The issue here is a little more subtle: if you fork 10 copies of your Python process, all 10 inherit the current RNG state, and will thereafter produce identical random number sequences. If you were manually forking, you might guess that was a potential problem, and re-seed the RNGs after forking. But PyTorch's data loaders fork a bunch of processes to do things in parallel, so users might not realize that they're using duplicate copies of their RNG state.

1 comments

It’s even slightly more subtle than that.

Python multiprocessing doesn’t use fork on Windows. It starts a new process and so shouldn’t be affected by this.

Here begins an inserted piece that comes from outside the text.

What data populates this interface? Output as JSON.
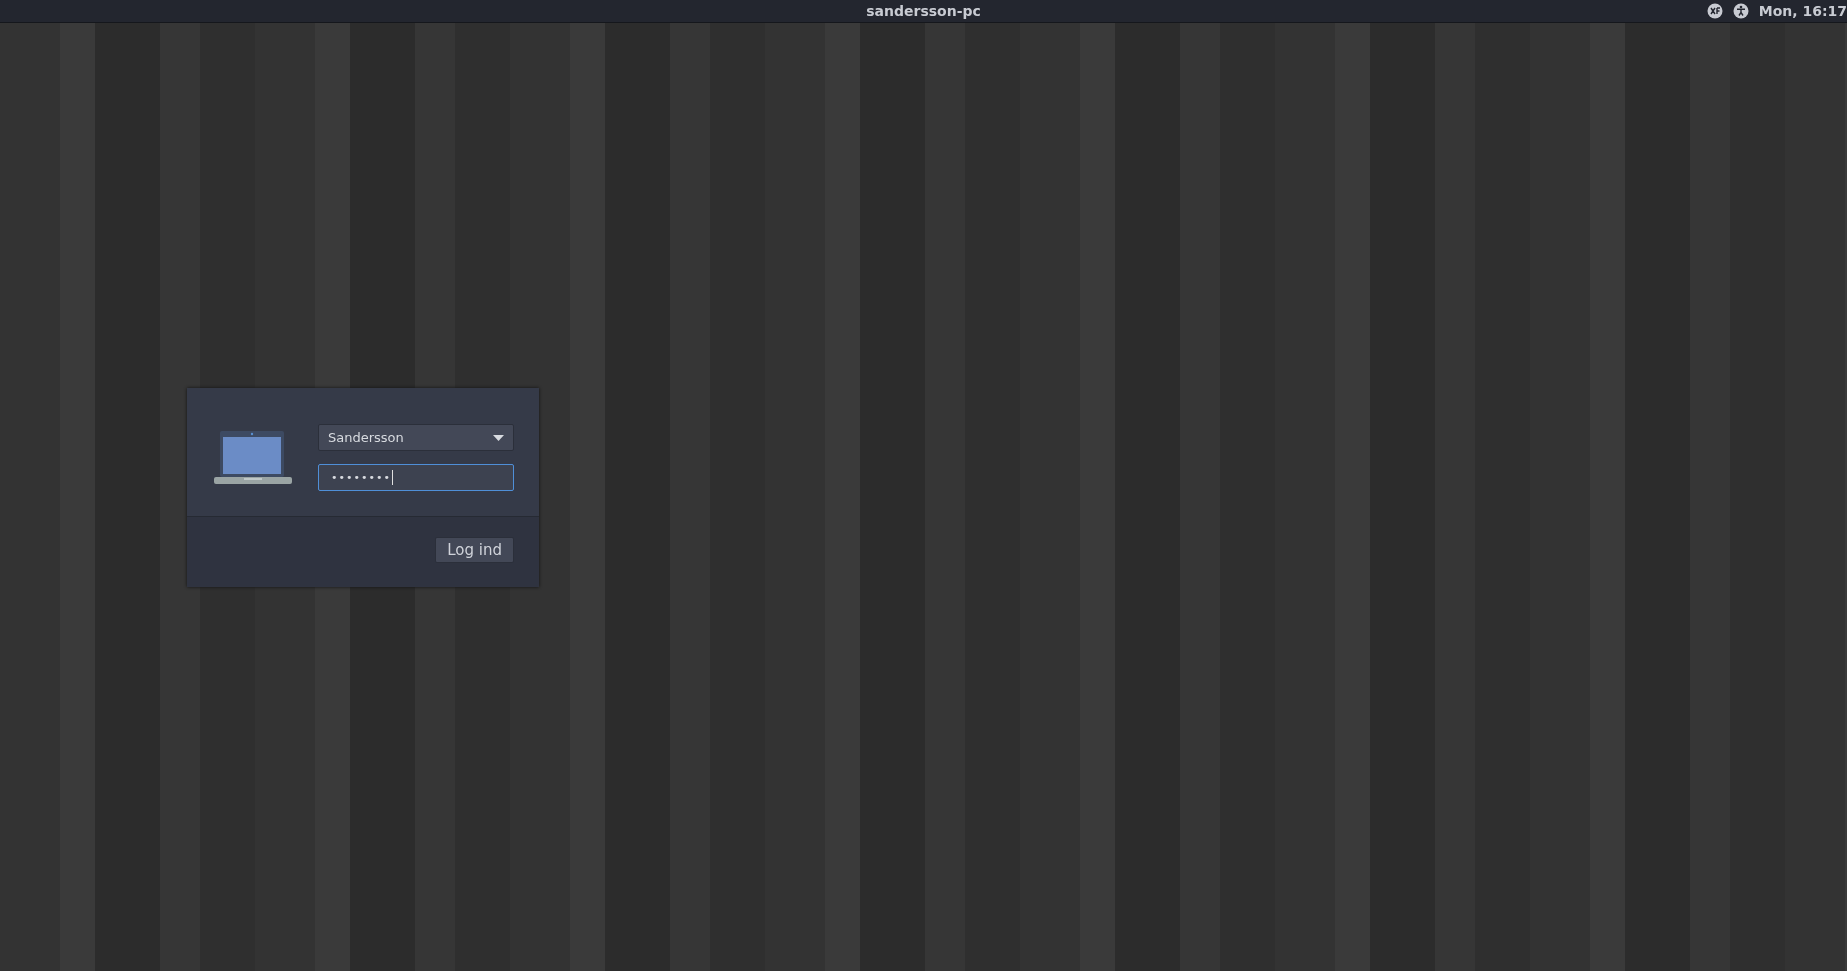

So to trigger this you need to have num_processes != 0 on your DataLoader and be running on a non-Windows platform.

I get the desire to be pedantic, but does anyone at all train DL models on Windows? (barring toy projects for fun and perhaps debugging) The same can be said about num_workers > 0. You _have to_ fork worker threads unless you train something super tiny like MNIST and you load the whole dataset on GPU.
> does anyone at all train DL models on Windows?

Yes. My last job was at a financial shop that was all Windows. They were doing ML with Python on Windows. Azure has boxes available for this.

Starting with Python 3.8, multiprocessing will also use new processes by default on MacOS (due to some system libraries not being fork-safe).

IMHO cross-platform Python projects should call `multiprocessing.set_start_method('spawn')` to get the same behavior everywhere.